A cambiare la vita del piccolo Yanusz è un’infermiera polacca, un personaggio per il quale ti sei ispirato a Irena Sendler. Chi era? Come hai conosciuto la sua storia?
Qualche anno fa ho letto su un quotidiano di questa donna polacca candidata al Nobel per la Pace, era il 2007. Purtroppo quell’anno le fu preferito Al Gore. Irena fu davvero un’eroina che grazie al suo lavoro come infermiera e assistente sociale riuscì a far uscire i piccoli ebrei dal ghetto di Varsavia, portandoli in salvo nella parte ariana della città. Questo anche grazie alla sua appartenenza alla Zegota, un’organizzazione clandestina che aveva proprio lo scopo di aiutare i cittadini ebrei di Varsavia. Proprio grazie alla Zegota Irena riuscì a ottenere centinaia di documenti falsi per i piccoli fuggitivi e l’aiuto fondamentale di complici sia per farli fuggire dal ghetto, sia per ospitarli finché non venivano affidati a famiglie compiacenti che li nascondevano come orfani di guerra. O istituti religiosi cattolici che li ospitarono, prendendosi cura di loro, fino alla fine dell’occupazione nazista.

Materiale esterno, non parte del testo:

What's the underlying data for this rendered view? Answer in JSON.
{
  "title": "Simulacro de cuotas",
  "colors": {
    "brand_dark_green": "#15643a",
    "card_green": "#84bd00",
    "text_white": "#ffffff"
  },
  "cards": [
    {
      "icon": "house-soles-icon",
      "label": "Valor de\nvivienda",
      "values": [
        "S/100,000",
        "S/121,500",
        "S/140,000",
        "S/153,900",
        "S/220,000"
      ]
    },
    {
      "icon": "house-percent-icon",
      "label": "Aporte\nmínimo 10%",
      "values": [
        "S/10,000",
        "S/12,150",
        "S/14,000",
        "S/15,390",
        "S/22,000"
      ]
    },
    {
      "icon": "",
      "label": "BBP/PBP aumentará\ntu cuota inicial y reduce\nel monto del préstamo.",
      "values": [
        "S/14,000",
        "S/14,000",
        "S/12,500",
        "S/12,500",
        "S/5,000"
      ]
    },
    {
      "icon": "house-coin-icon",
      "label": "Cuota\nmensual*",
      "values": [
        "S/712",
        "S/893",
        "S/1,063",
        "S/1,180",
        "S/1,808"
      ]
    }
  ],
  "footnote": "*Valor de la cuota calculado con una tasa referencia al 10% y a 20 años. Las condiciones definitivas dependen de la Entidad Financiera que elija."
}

In che modo, secondo te, la Giornata della Memoria può aiutare le nuove generazioni? Quale ruolo devono avere gli adulti e la scuola?
Sono convinto che mai come oggi sia necessario farci noi memoria vivente di quel passato, soprattutto adesso che i protagonisti diretti stanno scomparendo e l’antisemitismo ritorna in maniera ancora più feroce nella cronaca quotidiana di tutto il mondo, pur non essendo mai scomparso del tutto, purtroppo. C’è bisogno che i ragazzi conoscano quelle storie, che immaginino le vite di quei corpi ammassati uno sull’altro fuori da un capanno in uno dei campi di concentramento che gli vengono mostrati soprattutto in occasione della Giornata della Memoria. C’è bisogno di tirare fuori dai gelidi numeri dell’Olocausto le speranze, le paure e i sentimenti di un popolo intero. E provare, per una volta, a metterci in quei panni. Provare a essere loro. In questo la scuola e gli adulti hanno un ruolo fondamentale. Perché entrambi svolgono il compito di educatori. E credo che non ci sia niente di più importante che educare all’empatia, al rispetto e alla comprensione per ridare dignità a tutte quelle persone che non possono più chiederla con la loro voce. Oggi tocca a noi essere quella voce.